Tuesday, March 8, 2011

Upon My Soapbox

I'm sure I've mentioned before that I simply do not understand my peers. I don't understand the drinking, the complete lack of motivation, the disregard for others, and the self-involvement that others my age seem to endorse. To be clear, I understand that this is a sweeping generalization. I know several early-twenty-somethings that are high-functioning, upstanding and fairly mature member of society. I call these people my friends. However, the stigma attached to my generation is a fairly accurate one. 
Now, in the past couple of days, something has been brought to my attention that I'd like to go on a verbal tirade about discuss.
Here's a bit of a back story about what brought my thoughts to the topic at hand:
A few days ago, my great grandmother passed away.
The following day, a young man that played on the rugby team I coached for a few years ago passed away during a match. This young man was the younger brother of one of my players.

Upon hearing the news of my great grandmother's death, friends and family shared their condolences and love via telephone, cards, facebook messages and stopping in.

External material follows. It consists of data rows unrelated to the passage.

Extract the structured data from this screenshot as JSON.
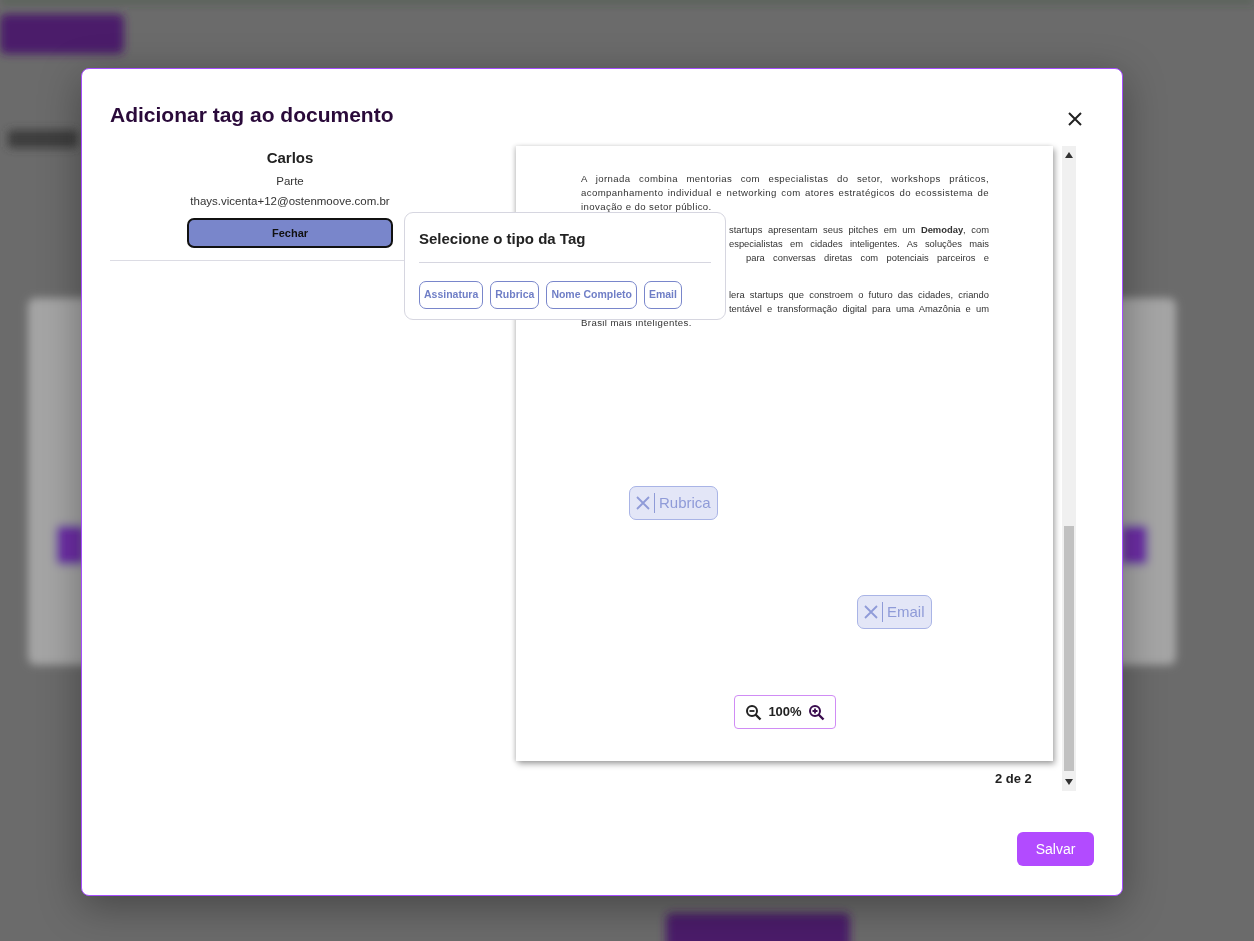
{
  "modal": {
    "title": "Adicionar tag ao documento"
  },
  "signer": {
    "name": "Carlos",
    "role": "Parte",
    "email": "thays.vicenta+12@ostenmoove.com.br",
    "close_button": "Fechar"
  },
  "tag_picker": {
    "title": "Selecione o tipo da Tag",
    "options": [
      "Assinatura",
      "Rubrica",
      "Nome Completo",
      "Email"
    ]
  },
  "document": {
    "blocks": [
      {
        "kind": "full",
        "text": "A jornada combina mentorias com especialistas do setor, workshops práticos, acompanhamento individual e networking com atores estratégicos do ecossistema de inovação e do setor público."
      },
      {
        "kind": "partial",
        "lines": [
          "startups apresentam seus pitches em um **Demoday**, com",
          "especialistas em cidades inteligentes. As soluções mais",
          "para conversas diretas com potenciais parceiros e"
        ]
      },
      {
        "kind": "partial",
        "lines": [
          "lera startups que constroem o futuro das cidades, criando",
          "tentável e transformação digital para uma Amazônia e um"
        ],
        "tail": "Brasil mais inteligentes."
      }
    ],
    "placed_tags": [
      {
        "label": "Rubrica"
      },
      {
        "label": "Email"
      }
    ],
    "zoom": "100%",
    "page_indicator": "2 de 2"
  },
  "save_button": "Salvar"
}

While I appreciated these kind words, at the time, I didn't think much of the way in which they were delivered. 
"My condolences for the loss."
"I'm sorry to hear about your loss."
"My love and prayers are with your family at this time."
...and other such thoughts were expressed to us in the aforementioned ways.

After hearing about Matt's death, there was an email sent out to members of the Fort Collins rugby community explaining what had happened and expressing the sorrow that what felt in his passing. After reading the responses to this email and checking Matt's brother's facebook wall, I was absolutely in awe of the difference in the way people were expressing their condolences to Matt's family. When I say people, I mean those in my age group and younger. Messages were sent saying things along the lines of:
"OMG im so sorry!"
"That sucks, dude, seriously."
"im sooooooo sorry!"

Now, maybe I'm being nit picky, but I could not believe the casual manner of the latter expressions. If there was sincerity behind those words, I certainly couldn't feel it. 
Is eloquence an art lost to this and upcoming generations? Are social networking sites making it all too easy for us to lose any semblance of grammar, not to mention etiquette, structures?
Am I being pretentious? It's entirely possible. I have no qualms with a language shifting, changing, and progressing to fit a progressive society. Unfortunately, I believe that the language brought upon us by the ease of communication is a regression.  Words are a powerful tool to be used in expressing thoughts, ideas, concepts and feelings. When used well, we can adequately express most of the aforementioned with honesty and sincerity.
This has gotten verbose.
What I'm trying to say, really, is that while "my condolences" may seem cliche and overused, it sure beats the hell out of  "OMG dude, that totes sucks! im srsly soooooo sorry."


1 comment:

  1. AMEN, LAURA. I absolutely love these thoughts, and couldn't agree with them more. There is a certain level of respect, decorum, and formality that one must take when expressing empathy. Text-speak does not, can not, and will never convey this, even if the intentions are sincere.

    On that note, I hope you're doing okay after your great-grandma's passing. I know she is.